The Ultimate Sin (Sins of the Past 2)
It was the question of the hour.
Chapter Seven
Angelo
Sonny held his hands in the air with a look of shock on his face. “Don’t shoot me, Lo. You know me. I didn’t hurt Gia.”
I moved closer to him, my gun still raised and pointed at his head, and repeated my question. “Where the fuck is she, Sonny? You were the last person to see her, and then you disappeared along with her? Talk about a coincidence.”
“I love her, too. You know I do. I would never hurt Gia. You have to believe me.”
“Maybe that’s the problem. You’ve loved Gia for most of our lives and not in a sisterly way.”
Sonny laughed. “Fuck you! Seriously, go fuck yourself. You know what? Go ahead and pull the fucking trigger. Let’s see if you have the balls to do it. I’m your oldest friend, one of the few people you can trust, and you have the nerve to blame me for Gia being taken?”
“You were supposed to watch her. I trusted you with Gia’s life, you stupid fuck. What do you not get about that? Because of you, my fiancée is missing. She could be fucking dead by now.”
He shook his head. “Look, Lo. I had nothing to do with it.”
“Where is she, Sonny?” I yelled so loud my voice echoed off the ceiling.
“I’m going to lower my hands. I’m not reaching for a gun. Don’t shoot me, okay?”
I nodded, and Sonny dropped his arms to his sides and unbuttoned his dirty dress shirt. He dropped it onto the back of a wooden chair in the dining room, giving me a better look at his bruised abdomen. Someone had hit him good, the dark marks covering most of his chest. Where he wasn’t covered in dark tattoos, he had scars and cuts marring his skin.
Sonny turned to face me. “You think you can ditch the gun? I didn’t take her, and I wasn’t in on it. Do I love Gia? Yes, like a hot step-sister I’d love to fuck.”
I laughed at his comment, something I hadn’t done in a long time.
He pointed at me. “A smile? How about that? Would you stop being a stupid prick and drop the gun already? You know I would never touch a hair on her head. I would die for her, too. That’s why you asked me to watch Gia. I fucked-up, I know.”
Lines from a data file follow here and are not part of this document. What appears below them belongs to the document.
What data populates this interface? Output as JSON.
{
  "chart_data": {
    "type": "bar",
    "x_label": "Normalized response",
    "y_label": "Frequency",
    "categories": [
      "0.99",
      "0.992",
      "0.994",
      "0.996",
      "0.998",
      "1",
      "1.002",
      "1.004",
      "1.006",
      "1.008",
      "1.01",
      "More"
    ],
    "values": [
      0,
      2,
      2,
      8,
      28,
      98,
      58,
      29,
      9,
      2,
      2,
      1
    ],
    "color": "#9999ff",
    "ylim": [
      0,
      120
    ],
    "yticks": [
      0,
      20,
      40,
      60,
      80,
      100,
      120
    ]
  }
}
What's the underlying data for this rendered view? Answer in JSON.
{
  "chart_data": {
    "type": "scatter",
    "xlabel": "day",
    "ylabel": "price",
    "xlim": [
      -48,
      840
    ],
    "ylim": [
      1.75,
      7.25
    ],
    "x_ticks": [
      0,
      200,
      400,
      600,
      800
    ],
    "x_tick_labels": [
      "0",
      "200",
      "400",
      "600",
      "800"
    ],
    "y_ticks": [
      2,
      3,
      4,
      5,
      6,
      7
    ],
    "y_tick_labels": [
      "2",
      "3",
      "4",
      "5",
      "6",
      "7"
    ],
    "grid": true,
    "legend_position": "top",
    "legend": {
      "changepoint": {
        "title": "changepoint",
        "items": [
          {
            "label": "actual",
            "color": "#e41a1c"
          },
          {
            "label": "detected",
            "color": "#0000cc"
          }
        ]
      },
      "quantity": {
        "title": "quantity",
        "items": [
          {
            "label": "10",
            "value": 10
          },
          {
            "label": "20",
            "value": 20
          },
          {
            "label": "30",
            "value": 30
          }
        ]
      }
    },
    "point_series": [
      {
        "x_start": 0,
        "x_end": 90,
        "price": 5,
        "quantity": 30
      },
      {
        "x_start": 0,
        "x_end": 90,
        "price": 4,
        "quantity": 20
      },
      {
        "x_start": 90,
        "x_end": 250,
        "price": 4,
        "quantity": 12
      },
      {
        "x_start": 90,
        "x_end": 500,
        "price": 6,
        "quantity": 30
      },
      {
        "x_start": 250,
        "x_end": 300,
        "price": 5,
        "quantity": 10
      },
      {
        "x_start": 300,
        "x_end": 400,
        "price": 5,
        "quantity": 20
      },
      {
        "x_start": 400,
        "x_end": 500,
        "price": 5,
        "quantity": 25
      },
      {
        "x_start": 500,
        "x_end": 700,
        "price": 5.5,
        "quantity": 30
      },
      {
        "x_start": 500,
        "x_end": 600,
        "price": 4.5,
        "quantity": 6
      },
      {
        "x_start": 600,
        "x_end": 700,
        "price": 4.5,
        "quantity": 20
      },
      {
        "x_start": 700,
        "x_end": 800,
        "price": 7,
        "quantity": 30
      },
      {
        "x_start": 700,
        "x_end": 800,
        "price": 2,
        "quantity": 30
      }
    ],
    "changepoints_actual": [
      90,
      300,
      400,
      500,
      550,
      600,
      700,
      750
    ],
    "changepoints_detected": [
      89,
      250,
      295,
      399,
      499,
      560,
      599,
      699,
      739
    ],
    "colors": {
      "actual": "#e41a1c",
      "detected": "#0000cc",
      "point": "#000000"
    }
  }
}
I set the gun on the coffee table and sat on the couch, pointing at the other side for Sonny to join me. He plopped down on the cushion with a loud groan. Sonny propped his elbow up on the armrest to use it for support.
“Start talking,” I told him, my voice stern.
As much as I wanted to believe Sonny had nothing to do with Gia’s kidnapping, I couldn’t trust anyone. My heart was becoming too black to allow anyone in other than Gia and my mother.
“Everything was fine,” Sonny began, “and then the next minute, I woke up in a dark basement chained to an old radiator that wouldn’t stop leaking.”
“Did you recognize the place?”
He scrunched his nose and shook his head. “Nope. It’s hard to say. The room was so dark the only light I had came in through a small crack in the painted glass.”
I cocked an eyebrow at him. “Like stained glass?”
He shrugged. “Could have been.”
“There’s an old church that closed down years ago. Enzo used it sometimes to torture people.”
“The glass could have been painted that way and not stained. I’m not sure. All I know is the window was big enough to fit a small child through and narrow as fuck. I tried to climb up there a few times and almost ripped off my fingernails.”
I glanced down at Sonny’s hands. His nails were caked in blood and dirt. Although he could have done that himself to lend credibility to his story, I believed him. Worry furrowed his brows, but that was normal given the situation.
“What else do you remember?” I leaned forward on my elbows, locking on to him. “Tell me what happened after the engagement dinner.”
He relaxed against the couch, with his arms folded across his chest, and kicked his foot up on the coffee table. My gun rattled next to the remote from the force.
“I brought Gia home like you told me to do. She changed into her pajamas.”